When it comes to on-stage energy, there are few UK rock and roll performers who can match Nottingham-based Earl Jackson
. Wearing a naval style peaked cap, he comes across as a latter day Chuck Berry - indeed he jokes that Chuck was his dad - but there is more to him than that, even if many of his numbers were written and recorded by Berry. There's more than a hint of Eddie Murphy in his toothy smile, his swivel eye popping grimaces and his humorous and at times manic approach. But he's a good guitarist and a pretty fair vocalist with bags of personality.
Earl and his band the Earl Jackson Four were the stars of the latest Tales From The Woods promotion at the Dublin Castle in Camden and from his first number, Chuck's Back In The USA, he had the audience hooked.
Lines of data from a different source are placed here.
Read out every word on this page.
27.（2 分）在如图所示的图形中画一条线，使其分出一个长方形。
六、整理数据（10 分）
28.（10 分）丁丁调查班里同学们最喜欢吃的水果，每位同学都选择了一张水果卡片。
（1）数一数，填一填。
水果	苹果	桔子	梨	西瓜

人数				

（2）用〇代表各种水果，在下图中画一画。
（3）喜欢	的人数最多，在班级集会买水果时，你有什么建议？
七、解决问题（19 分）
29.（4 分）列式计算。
There were several numbers from the Chuck Berry song book in his set, including Roll Over Beethoven, Nadine (complete with duck walk) and, as an encore, Johnny B Goode, and it was perhaps on these numbers that he seemed most comfortable. But there was also a good selection of blues and R and B songs, including Flip, Flop and Fly, the bluesy Please Let Me Explain, James Hunter's Don't Do Me No Favours, Roy Brown's Miss Fanny Brown and an excellent version of Howlin' Wolf's Howling For My Baby. He also included a couple of numbers from his 2010 album Bustin' Loose - I'm Dead Broke But I'm Satisfied and Clyde McPhatter's Deep Sea Ball. Born of Jamaican parents and originally a gospel singer, Earl has been popular on the rock and roll scene for many years, but he was an inspired choice by Keith Woods for his latest show, in a pub that used to host roots music shows regularly.
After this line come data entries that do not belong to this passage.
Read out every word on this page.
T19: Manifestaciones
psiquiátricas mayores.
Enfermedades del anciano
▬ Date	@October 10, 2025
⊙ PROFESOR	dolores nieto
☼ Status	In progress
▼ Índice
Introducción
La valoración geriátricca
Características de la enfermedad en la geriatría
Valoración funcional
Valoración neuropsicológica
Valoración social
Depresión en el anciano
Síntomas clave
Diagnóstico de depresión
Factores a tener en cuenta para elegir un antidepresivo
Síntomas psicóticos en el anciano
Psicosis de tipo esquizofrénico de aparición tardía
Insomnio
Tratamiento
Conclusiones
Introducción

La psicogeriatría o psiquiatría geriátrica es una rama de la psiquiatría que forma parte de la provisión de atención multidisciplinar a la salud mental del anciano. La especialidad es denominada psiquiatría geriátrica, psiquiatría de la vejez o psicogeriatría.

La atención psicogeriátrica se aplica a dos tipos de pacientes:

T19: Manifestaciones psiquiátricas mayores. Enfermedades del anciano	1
Support act on last night's show were Smiley Jacks
, a four piece blues band featuring the excellent guitar of Iain 'Hound Dog' Terry, a founder member of Matchbox and a former member of various other groups over the years, including Shotgun and the Cruisers, as well as backing the likes of Muddy Waters and Charlie Gracie and recording solo. They kicked off with Down The Road Apiece and the set was solid rocking blues from beginning to end. The band has a new CD on Union records and this was an opportunity for them to play quite a few of the numbers on it, including Freddy King's Hideaway, Shotgun's Cadillac 55, Secret Service, Tore Down, the instrumental Smiley Jacks and The Dark Side Of Town. Bluesy versions of Matchbox, Hoochie Coochie Man and Walkin' The Dog were included, as well as an up tempo New Orleans, along with Down In The Jungle, which was a track on his solo album.
Once again Keith Woods (picture below) is to be congratuled on promoting the show and his choice of Deejay Wheelie Bag to provide music before and after the acts - playing vinyl 45s I was pleased to see - also worked well.